Toward a Calculus for our Era:
Remodeling Maths Education in
Today's University
Abstract
It's a truism that quantitative thinking is becoming more
important for work and study in a large number of areas,
not only in science and technology but also in public policy and management. The expansion we are witnessing
today is analogous in some ways to the quantization of
physical science that started with Galileo and Newton. The intellectual triumph of this quantization was the
development of calculus and its application, playing out
over three centuries, to areas that were originally treated
qualitatively, such as electromagnetism.
Calculus remains at the center of a university maths education, but problematically.

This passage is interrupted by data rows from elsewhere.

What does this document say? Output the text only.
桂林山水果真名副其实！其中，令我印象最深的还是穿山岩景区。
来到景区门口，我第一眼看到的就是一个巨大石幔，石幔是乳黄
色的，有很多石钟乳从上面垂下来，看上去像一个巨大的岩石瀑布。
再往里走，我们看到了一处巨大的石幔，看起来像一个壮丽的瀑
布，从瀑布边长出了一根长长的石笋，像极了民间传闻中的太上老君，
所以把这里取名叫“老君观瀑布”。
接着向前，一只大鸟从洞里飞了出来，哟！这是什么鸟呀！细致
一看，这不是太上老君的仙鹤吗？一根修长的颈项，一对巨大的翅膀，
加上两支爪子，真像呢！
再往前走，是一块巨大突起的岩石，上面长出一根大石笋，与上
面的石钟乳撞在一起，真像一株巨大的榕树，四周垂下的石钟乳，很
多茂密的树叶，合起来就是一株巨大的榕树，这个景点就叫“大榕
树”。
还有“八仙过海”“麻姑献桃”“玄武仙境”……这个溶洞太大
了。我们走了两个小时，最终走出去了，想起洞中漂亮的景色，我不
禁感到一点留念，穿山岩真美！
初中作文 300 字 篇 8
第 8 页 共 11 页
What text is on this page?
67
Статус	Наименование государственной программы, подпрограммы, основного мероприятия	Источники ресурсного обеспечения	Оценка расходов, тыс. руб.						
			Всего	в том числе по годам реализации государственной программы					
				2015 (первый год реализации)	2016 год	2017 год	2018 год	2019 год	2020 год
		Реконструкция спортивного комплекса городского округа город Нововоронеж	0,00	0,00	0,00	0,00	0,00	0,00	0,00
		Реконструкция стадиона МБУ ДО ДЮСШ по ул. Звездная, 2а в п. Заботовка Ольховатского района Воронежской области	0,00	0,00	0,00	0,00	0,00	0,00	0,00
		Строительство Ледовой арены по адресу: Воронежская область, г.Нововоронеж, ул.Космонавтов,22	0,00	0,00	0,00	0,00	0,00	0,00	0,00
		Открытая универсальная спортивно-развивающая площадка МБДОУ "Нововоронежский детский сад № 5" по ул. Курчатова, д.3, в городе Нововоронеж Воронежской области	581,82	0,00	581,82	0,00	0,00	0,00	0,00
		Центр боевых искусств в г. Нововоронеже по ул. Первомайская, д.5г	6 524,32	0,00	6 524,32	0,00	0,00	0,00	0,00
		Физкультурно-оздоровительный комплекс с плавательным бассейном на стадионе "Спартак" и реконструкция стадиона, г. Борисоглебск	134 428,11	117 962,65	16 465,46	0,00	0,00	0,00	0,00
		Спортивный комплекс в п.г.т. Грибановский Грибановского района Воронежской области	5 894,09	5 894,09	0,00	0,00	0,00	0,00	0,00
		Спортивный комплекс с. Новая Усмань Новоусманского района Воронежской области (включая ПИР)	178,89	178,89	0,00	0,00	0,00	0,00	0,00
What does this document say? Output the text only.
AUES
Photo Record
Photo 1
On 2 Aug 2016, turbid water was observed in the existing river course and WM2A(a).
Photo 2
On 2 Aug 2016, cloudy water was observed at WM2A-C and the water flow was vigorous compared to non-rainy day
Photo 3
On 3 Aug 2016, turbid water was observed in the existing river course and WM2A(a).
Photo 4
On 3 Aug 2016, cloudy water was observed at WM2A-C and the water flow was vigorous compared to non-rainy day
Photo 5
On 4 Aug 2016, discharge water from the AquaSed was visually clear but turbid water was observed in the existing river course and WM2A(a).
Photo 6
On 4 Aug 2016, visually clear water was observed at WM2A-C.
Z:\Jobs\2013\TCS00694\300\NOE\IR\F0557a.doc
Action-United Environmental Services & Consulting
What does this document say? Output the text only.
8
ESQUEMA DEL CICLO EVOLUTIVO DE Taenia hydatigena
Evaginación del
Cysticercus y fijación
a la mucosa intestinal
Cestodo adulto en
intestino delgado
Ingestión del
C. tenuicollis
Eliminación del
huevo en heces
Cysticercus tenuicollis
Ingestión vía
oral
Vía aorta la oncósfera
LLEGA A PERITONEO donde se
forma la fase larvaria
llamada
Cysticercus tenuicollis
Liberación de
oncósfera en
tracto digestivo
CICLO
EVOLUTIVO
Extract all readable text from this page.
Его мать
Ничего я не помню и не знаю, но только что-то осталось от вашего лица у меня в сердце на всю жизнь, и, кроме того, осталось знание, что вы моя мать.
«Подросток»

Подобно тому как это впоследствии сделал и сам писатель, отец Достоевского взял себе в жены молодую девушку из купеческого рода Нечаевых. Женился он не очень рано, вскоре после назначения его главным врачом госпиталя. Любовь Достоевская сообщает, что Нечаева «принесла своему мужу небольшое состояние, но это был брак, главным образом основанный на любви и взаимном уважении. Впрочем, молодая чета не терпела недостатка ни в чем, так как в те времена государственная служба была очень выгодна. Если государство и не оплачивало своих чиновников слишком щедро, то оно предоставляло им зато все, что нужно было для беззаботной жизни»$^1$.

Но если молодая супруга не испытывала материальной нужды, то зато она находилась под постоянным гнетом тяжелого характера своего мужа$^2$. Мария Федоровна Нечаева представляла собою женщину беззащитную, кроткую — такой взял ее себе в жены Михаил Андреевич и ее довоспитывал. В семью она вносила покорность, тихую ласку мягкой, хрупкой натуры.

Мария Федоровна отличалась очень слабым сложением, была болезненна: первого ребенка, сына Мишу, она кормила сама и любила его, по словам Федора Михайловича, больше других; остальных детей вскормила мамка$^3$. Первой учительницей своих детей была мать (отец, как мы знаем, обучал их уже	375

Students in most areas see
little applicability for differential and integral calculus;
faculty in those areas can't often justify requiring such
studies or even point to ways in which they use the material. Calculus was developed for studying problems of
physical motion and growth, not for the analysis of data,
the evaluation of trade-offs, or the untangling of multiple
contributing factors in complex systems. But just as
Newton and his successors invented the technology of
calculus and modern algebraic notation to solve physics
problems of their era, so new ``mathematical technologies'' --- often easier to use than the old ones --- have
been invented over the last century to deal with new
problems.
I will argue that in most areas students will be better
served by a university maths education that incorporates
these new mathematical technologies. I'll describe the
progress we have made at Macalester College in remodeling the introductory maths curriculum to do so.